Burasa’ sendiri merupakan makanan pokok yang terbuat dari beras, santan dan garam. Lalu, campuran tersebut biasanya dimasukkan ke dalam daun pisang ataupun daun kelapa yang kemudian diikat dengan erat dan kemudian dimasak dengan cara direbus selama beberapa jam. Cara membuat burasa’ ini sendiri memang hampir mirip seperti membuat lontong ataupun ketupan dalam tradisi Jawa dan Melayu.
Setelah matang, burasa’ ini biasanya akan didinginkan selama beberapa saat sebelum disantap dengan beberapa macam lauk-pauk di keesokan harinya yang bertepatan dengan hari raya idulfitri atau lebaran. Umumnya burasa’ sendiri dimakan bersama sajian seperti ikan kuah kuning ataupun hidangan berkuah lainnya.

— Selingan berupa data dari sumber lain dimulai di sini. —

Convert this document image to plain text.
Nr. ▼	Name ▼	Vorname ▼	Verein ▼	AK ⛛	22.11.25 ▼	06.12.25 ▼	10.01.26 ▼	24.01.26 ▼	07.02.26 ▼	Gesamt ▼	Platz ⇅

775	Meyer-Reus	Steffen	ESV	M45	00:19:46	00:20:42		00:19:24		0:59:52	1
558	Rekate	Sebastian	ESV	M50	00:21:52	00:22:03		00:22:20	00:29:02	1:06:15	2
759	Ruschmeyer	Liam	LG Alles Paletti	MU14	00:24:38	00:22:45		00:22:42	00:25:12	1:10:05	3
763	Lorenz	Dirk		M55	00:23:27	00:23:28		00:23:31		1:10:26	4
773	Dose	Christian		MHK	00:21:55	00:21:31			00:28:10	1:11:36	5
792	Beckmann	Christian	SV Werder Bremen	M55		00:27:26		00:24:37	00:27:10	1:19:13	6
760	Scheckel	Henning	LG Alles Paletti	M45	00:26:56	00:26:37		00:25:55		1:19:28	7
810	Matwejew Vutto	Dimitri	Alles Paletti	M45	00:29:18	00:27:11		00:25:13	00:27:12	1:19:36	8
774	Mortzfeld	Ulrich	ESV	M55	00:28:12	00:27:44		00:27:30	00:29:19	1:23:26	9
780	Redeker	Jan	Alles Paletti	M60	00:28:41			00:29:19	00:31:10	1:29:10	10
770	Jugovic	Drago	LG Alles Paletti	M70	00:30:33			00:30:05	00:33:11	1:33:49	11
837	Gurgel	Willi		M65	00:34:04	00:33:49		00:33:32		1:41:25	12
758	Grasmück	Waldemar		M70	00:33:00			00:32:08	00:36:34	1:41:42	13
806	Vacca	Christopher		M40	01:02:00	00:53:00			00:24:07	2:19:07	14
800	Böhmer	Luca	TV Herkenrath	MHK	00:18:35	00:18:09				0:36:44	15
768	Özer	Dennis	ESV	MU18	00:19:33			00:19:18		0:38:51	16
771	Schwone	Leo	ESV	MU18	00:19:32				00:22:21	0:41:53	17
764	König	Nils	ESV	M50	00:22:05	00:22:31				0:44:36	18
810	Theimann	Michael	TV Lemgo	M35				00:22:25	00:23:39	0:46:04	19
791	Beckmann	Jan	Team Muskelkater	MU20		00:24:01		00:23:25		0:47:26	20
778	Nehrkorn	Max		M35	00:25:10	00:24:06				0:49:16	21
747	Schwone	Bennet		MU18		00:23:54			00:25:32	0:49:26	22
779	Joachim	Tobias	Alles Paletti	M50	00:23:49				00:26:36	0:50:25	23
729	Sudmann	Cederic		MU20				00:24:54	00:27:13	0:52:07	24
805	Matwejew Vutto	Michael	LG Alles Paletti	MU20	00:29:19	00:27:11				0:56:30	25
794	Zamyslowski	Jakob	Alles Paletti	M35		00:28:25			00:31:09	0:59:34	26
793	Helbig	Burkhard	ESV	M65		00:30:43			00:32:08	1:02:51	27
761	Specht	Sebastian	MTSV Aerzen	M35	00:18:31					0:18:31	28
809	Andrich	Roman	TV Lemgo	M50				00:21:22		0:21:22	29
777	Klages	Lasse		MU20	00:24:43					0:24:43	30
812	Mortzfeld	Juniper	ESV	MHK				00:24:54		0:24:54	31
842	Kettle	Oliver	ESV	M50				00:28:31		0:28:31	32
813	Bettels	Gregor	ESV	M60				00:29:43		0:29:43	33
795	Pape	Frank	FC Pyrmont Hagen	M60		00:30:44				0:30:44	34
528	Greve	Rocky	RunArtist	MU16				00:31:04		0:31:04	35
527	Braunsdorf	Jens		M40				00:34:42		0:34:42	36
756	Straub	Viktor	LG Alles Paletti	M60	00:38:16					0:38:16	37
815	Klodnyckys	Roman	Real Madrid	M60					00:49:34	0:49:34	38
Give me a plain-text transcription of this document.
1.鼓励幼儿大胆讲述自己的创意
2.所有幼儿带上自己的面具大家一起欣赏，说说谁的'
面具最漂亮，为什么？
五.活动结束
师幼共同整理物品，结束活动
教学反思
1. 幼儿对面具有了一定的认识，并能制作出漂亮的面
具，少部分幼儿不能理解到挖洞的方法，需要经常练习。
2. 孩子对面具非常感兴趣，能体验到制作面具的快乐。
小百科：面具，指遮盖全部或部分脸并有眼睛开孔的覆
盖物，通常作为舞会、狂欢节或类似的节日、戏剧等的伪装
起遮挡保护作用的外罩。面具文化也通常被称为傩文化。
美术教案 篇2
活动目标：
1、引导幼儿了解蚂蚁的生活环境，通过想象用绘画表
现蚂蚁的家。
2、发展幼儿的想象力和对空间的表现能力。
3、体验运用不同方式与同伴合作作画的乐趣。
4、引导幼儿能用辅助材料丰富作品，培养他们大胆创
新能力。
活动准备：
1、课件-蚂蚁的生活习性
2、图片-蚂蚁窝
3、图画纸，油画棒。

Salah satu hal yang sangat menggambarkan nilai gotong-royong dan solidaritas terhadap sesama dari tradisi Ma’burasa ini sendiri adalah burasa’ yang telah dimasak berama-ramai akan dibagikan kepada warga di perkampungan tersebut sebagai bentuk suka cita dalam menyambut lebaran. Hal ini tentunya memiliki makna saling berbagi dan menyambut hari lebaran.
Tentunya tradisi Ma’burasa ini merupakan salah satu bentuk cerminan bahwa masyarakat nusantara adalah masyarakat yang gemar bergotong-royong dan peduli terhadap sesama, terutama dalam menyambut momen-momen spesial seperti Hari Raya Idul Fitri ini.